Existem divergências quanto à datação precisa do período que abrange a cultura castreja no noroeste da Península. Seu apogeu situa-se na II Idade do Ferro (post-halstático) entre os séculos III a.C. e I d.C. (SANTOS JÚNIOR, 1957: 29). A criação dos castros propriamente ditos deve corresponder aos movimentos migratórios da área indo-européia da meseta e das regiões meridionais, principalmente com as expedições de túrdulos e turdetanos, descendentes dos antigos tartéssicos, entre os séculos V e IV a. C.:

"Parece-nos que não é de excluir a hipótese de essa antiga divisão corresponder à remota divisão social registrada pelo mito fundador de Habis. Assim, os primeiros (túrdulos) poderiam pertencer à antiga plebe e os segundos (turdetanos) à velha aristocracia, ou vice-versa" (FABIÃO, s/d: 168).

Estas expedições teriam ocasionado uma instabilidade social em todo o território do Entre Douro e Minho, possibilitando o surgimento destas fortificações.

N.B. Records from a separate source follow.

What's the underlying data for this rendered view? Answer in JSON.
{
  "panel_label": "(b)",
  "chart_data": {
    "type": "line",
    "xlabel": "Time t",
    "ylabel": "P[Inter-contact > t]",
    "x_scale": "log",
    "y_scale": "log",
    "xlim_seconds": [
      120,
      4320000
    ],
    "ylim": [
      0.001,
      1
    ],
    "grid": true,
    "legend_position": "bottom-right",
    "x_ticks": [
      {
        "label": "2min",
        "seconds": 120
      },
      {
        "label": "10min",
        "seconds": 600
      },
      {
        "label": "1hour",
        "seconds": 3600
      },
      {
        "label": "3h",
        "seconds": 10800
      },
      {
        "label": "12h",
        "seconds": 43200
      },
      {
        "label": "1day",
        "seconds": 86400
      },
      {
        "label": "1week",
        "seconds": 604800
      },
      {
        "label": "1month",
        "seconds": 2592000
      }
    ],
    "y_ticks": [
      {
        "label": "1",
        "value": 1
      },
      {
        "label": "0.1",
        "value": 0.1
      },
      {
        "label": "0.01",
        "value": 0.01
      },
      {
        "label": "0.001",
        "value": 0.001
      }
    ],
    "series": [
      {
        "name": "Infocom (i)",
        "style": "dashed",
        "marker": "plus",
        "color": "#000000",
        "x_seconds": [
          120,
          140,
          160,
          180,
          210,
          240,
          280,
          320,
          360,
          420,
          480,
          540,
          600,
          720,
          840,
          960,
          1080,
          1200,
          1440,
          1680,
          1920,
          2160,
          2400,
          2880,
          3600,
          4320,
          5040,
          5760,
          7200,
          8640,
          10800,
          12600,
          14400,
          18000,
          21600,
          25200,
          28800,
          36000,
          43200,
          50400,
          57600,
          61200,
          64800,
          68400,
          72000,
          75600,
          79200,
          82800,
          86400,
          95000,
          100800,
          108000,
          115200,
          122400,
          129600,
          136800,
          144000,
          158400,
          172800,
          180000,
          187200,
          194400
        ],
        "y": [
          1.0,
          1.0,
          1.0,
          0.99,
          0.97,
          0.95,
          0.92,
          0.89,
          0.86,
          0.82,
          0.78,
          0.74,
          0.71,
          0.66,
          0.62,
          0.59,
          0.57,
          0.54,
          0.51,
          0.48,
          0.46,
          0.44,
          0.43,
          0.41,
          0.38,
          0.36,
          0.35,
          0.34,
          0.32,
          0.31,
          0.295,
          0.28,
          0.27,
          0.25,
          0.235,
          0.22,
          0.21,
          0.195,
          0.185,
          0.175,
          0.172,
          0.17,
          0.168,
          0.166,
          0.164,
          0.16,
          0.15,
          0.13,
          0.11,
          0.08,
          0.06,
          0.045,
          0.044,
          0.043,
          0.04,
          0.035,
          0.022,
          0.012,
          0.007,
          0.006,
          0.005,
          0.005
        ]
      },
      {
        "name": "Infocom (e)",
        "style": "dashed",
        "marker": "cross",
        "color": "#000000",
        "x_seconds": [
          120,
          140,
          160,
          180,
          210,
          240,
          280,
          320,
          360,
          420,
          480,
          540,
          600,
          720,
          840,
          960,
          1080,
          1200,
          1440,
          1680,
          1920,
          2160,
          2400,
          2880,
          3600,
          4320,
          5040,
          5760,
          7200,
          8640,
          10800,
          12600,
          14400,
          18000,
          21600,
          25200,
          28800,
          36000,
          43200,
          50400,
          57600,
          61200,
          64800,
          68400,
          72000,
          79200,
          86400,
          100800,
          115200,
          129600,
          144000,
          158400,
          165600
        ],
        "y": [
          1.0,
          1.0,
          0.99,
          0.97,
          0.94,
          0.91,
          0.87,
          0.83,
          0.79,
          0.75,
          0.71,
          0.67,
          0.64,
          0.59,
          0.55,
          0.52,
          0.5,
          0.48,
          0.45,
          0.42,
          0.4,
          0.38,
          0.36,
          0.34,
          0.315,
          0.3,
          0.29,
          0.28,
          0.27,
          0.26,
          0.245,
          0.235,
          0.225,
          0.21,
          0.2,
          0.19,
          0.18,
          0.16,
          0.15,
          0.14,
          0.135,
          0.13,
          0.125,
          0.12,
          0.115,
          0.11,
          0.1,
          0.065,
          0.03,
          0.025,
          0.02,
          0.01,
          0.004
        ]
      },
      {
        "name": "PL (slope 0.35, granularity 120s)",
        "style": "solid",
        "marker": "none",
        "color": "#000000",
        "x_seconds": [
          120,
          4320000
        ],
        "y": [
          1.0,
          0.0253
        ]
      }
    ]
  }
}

A cultura castreja sofreu influências externas distintas, a saber:
1) zonas meridionais ibero-púnicas (iniciada no Bronze Final);
2) migração dos túrdulos (refletidas nas técnicas, nos motivos cerâmicos e na ourivesaria);
3) influências continentais (com o crescente deslocamento das comunidades indo-européias) (FABIÃO, s/d: 192).

É difícil estabelecer com precisão a intensidade com que cada cultura externa influiu sobre a cultura castreja. De qualquer modo, foi essa cultura miscigenada que existia quando os romanos chegaram. A partir da conquista romana (que teve início em 205 a. C.) se deu progressivamente a romanização da cultura castreja, com a redistribuição e planificação urbanística dos castros sob a égide do invasor.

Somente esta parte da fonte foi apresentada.